Home Health Woman, 60, 'saved by baking soda' after flesh-eating bug nearly killed her

Woman, 60, 'saved by baking soda' after flesh-eating bug nearly killed her

A woman who was on the brink of death after lethal bacteria began to eat away at her nose has credited baking soda for saving her life. Beatrice Johnson, 60, had a close brush with death when she fell ill with sickness and an upset stomach on December 21.

She was diagnosed with septic shock by doctors at Tunbridge Wells Hospital, Kent, who advised her family to say their final goodbyes. However, in a last-ditch effort to save her life, she revealed that medics introduced sodium bicarbonate into her IV drip as an alternative to dialysis.

The treatment proved successful and within a few days, Beatrice, who works part-time as a secretary, was “feeling miles better”. After spending 36 days in hospital, she is now back home and recuperating well with her sister.

Beatrice, from Tunbridge, said: ”I never thought something so simple would save my life. The baking soda made me rise like a cake.

”I genuinely believed I was going to die. I have no clue how I contracted sepsis, it could’ve been due to a torn ligament in my thumb.

“My family said their final goodbyes. No one thought I’d be here today. I’m thankful they never gave up on my life.”

Beatrice’s ordeal commenced on December 21, 2023, when she started to “feel generally weak”. As the day progressed, her condition worsened to the point where she struggled to climb the stairs at her home, reports Gloucestershire Live.

Recognising that something was amiss, she dialled 999 and was rushed to the hospital within 10 minutes.

Beatrice, a mother of three, recounted her harrowing experience: “As soon as I couldn’t walk upstairs, I knew something was wrong. I called 999 and when the paramedics came they couldn’t find my blood pressure. They were surprised I was still conscious.

Following her emergency admission to hospital, doctors discovered she had sepsis and she quickly went into septic shock. It was found that her kidneys were failing, necessitating immediate dialysis.

Recounting her ordeal, Beatrice said: “I lost consciousness at one point, had no idea what was happening. I was completely out of it.”

Her condition deteriorated so rapidly that life support became necessary, and her children were summoned to bid farewell. However, in a twist of fate, doctors tried using sodium bicarbonate a simple baking soda solution which is sometimes used in dire situations as an alternative to dialysis.

This unconventional treatment led to a stunning turnaround; Beatrice emerged from her coma in just a week and was soon removed from life support, feeling rejuvenated.

Beatrice expressed her astonishment at the recovery: “Within one day I was like another person. I was taken off life support after three days. I remember looking around to lots of tubes coming out of my body. I could only communicate through blinking, but I could feel I was on the mend.”

After coming round, doctors broke the news her nose had been eaten by a flesh-eating bug called necrotising fasciitis.

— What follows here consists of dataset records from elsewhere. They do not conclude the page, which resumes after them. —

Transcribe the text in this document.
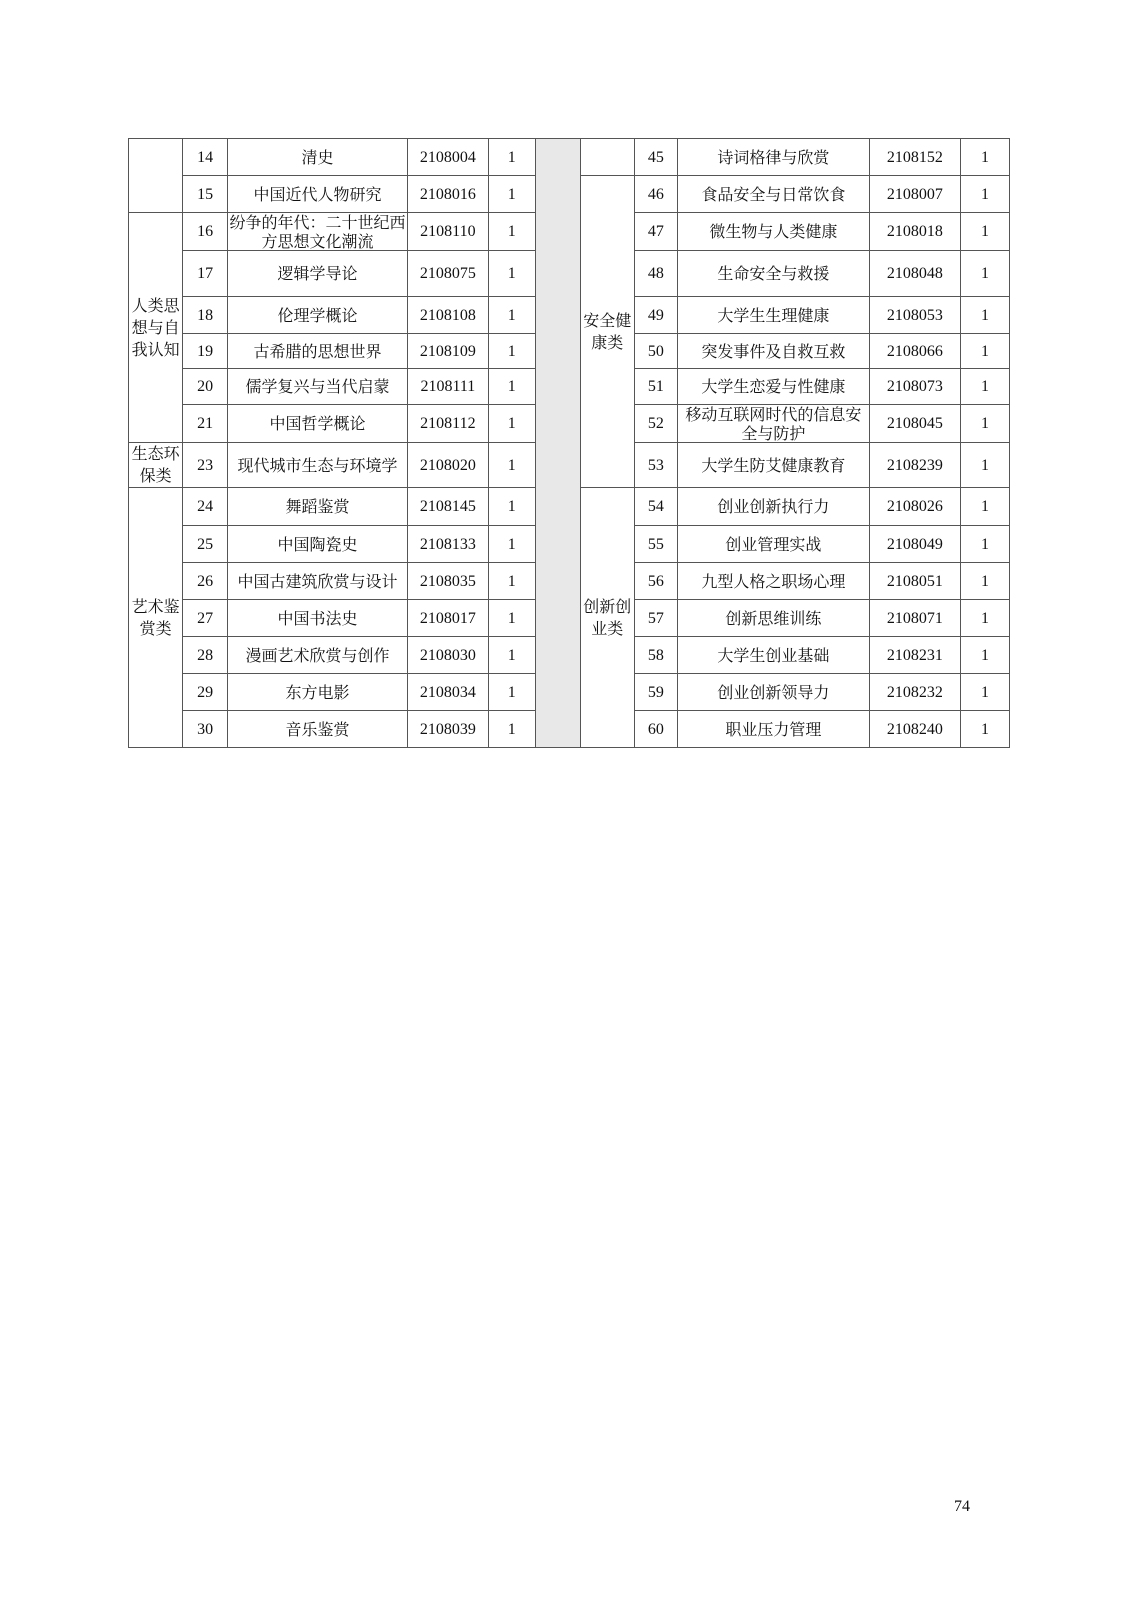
	14	清史	2108004	1			45	诗词格律与欣赏	2108152	1
	15	中国近代人物研究	2108016	1		安全健康类	46	食品安全与日常饮食	2108007	1
人类思想与自我认知	16	纷争的年代：二十世纪西方思想文化潮流	2108110	1			47	微生物与人类健康	2108018	1
	17	逻辑学导论	2108075	1			48	生命安全与救援	2108048	1
	18	伦理学概论	2108108	1			49	大学生生理健康	2108053	1
	19	古希腊的思想世界	2108109	1			50	突发事件及自救互救	2108066	1
	20	儒学复兴与当代启蒙	2108111	1			51	大学生恋爱与性健康	2108073	1
	21	中国哲学概论	2108112	1			52	移动互联网时代的信息安全与防护	2108045	1
生态环保类	23	现代城市生态与环境学	2108020	1			53	大学生防艾健康教育	2108239	1
艺术鉴赏类	24	舞蹈鉴赏	2108145	1		创新创业类	54	创业创新执行力	2108026	1
	25	中国陶瓷史	2108133	1			55	创业管理实战	2108049	1
	26	中国古建筑欣赏与设计	2108035	1			56	九型人格之职场心理	2108051	1
	27	中国书法史	2108017	1			57	创新思维训练	2108071	1
	28	漫画艺术欣赏与创作	2108030	1			58	大学生创业基础	2108231	1
	29	东方电影	2108034	1			59	创业创新领导力	2108232	1
	30	音乐鉴赏	2108039	1			60	职业压力管理	2108240	1
74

Necrotising fasciitis is a rare bacterial infection that spreads quickly and can cause death.

Doctors used antibiotics to stop the spread and although healing, her nose is still ”numb on the end”. On February 2 this year Beatrice was discharged from the hospital – 43 days after being told she was going to die.

Upon regaining consciousness, doctors informed her that a flesh-eating bug known as necrotising fasciitis had devoured her nose. Necrotising fasciitis is a rare bacterial infection that spreads rapidly and can be fatal.

She expressed: “I hate that my children had to go through something so traumatic. I’m shocked that I’m still here. My nose is healing, but I’m slowly recovering. The recovery time was incredible and I have the doctors to thank for that.”

I had three churches praying for me. I never thought baking soda would save my life.

A spokesperson from Maidstone and Tunbridge Wells hospital said: “Treatment with sodium bicarbonate is routinely used in our ICUs.”